In 2005, the legislature tightened the Missouri Workers’ Compensation Law to say that workplace injuries are “compensable only if the accident was the prevailing factor in causing both the resulting medical condition and disability.”

But in its Sept. 3 opinion, the Western District pointed to a line of cases in which injuries that were the “natural consequence” of medical treatment for workplace injuries were compensable under the workers’ compensation system. Most recently, in a 1991 decision, Lahue v. Missouri State Treasurer, the Western District OK’d a claim from a patient who hurt her back in a fall from a chair during whirlpool therapy for her ankle injury.

Schoen’s doctor “directed the location for his patient’s pulmonary testing; Schoen merely followed the directive of her doctor and, while doing so, sustained new injuries,” Judge Mark D. Pfeiffer wrote for the court.

“Therefore, Schoen’s new injuries were sustained in the course of Schoen receiving authorized medical treatment for her original injury and, hence, were part of the natural consequence flowing from her original injury,” he wrote. Judges Lisa White Hardwick and Thomas H. Newton concurred.

Pfeiffer added that it didn’t matter that Schoen’s fall wasn’t the direct result of a medical procedure. To do their jobs, he said, doctors have to perform a series of tests and gather information about the patient.

“Simply put, the doctor cannot do the doctor’s job if the patient refuses to cooperate with the doctor’s directive on how and where the process of diagnosis or medical procedures are to take place,” he wrote.

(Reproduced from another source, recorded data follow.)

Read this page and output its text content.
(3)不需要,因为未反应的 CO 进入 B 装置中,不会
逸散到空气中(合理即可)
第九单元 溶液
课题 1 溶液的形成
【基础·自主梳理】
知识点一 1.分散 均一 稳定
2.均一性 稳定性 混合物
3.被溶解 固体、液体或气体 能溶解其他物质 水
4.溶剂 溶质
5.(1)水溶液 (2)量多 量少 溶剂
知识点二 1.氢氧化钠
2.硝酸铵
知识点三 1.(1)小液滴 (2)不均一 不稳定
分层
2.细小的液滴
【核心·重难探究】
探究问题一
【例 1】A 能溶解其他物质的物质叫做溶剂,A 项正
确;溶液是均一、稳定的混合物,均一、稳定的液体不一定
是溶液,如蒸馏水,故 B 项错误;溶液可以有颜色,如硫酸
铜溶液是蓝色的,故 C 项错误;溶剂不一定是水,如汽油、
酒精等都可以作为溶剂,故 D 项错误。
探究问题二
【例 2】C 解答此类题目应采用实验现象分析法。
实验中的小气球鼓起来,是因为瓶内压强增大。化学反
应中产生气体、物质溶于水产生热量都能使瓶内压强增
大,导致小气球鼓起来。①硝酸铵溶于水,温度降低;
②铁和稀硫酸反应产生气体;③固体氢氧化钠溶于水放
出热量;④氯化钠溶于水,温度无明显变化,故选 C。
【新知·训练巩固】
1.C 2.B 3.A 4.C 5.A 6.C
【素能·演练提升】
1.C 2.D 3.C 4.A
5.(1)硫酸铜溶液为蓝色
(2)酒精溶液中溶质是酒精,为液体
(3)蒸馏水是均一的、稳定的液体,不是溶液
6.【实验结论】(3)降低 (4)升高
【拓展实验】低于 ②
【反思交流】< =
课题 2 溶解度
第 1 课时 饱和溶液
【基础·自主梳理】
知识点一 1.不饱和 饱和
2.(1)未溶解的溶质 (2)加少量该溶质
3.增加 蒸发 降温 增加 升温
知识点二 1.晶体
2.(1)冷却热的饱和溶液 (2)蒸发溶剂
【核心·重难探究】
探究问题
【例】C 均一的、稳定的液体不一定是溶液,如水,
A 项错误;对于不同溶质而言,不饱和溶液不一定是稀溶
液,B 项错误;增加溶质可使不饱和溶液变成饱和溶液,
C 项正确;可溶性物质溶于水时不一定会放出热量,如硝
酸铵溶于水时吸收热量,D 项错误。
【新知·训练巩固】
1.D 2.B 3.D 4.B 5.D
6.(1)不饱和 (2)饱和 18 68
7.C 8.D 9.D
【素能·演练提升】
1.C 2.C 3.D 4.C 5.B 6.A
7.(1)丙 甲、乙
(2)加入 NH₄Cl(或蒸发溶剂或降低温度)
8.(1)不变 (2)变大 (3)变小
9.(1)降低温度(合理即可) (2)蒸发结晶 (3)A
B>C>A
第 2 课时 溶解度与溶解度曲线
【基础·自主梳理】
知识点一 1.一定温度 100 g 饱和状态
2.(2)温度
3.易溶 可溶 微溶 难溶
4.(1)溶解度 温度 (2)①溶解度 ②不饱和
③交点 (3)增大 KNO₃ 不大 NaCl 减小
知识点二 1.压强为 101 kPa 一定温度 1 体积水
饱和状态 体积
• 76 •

The court remanded the case to the commission for further proceedings, including whether the liability would fall on the employer or on the state’s Second Injury Fund, which covers claims by workers whose preexisting conditions are made worse by an on-the-job injury.

Truman E. Allen of Allen, Nelson & Wilson in Columbia, an attorney for Schoen, didn’t return a call seeking comment.

The case is Schoen v. Mid-Missouri Mental Health Center et al., WD82258.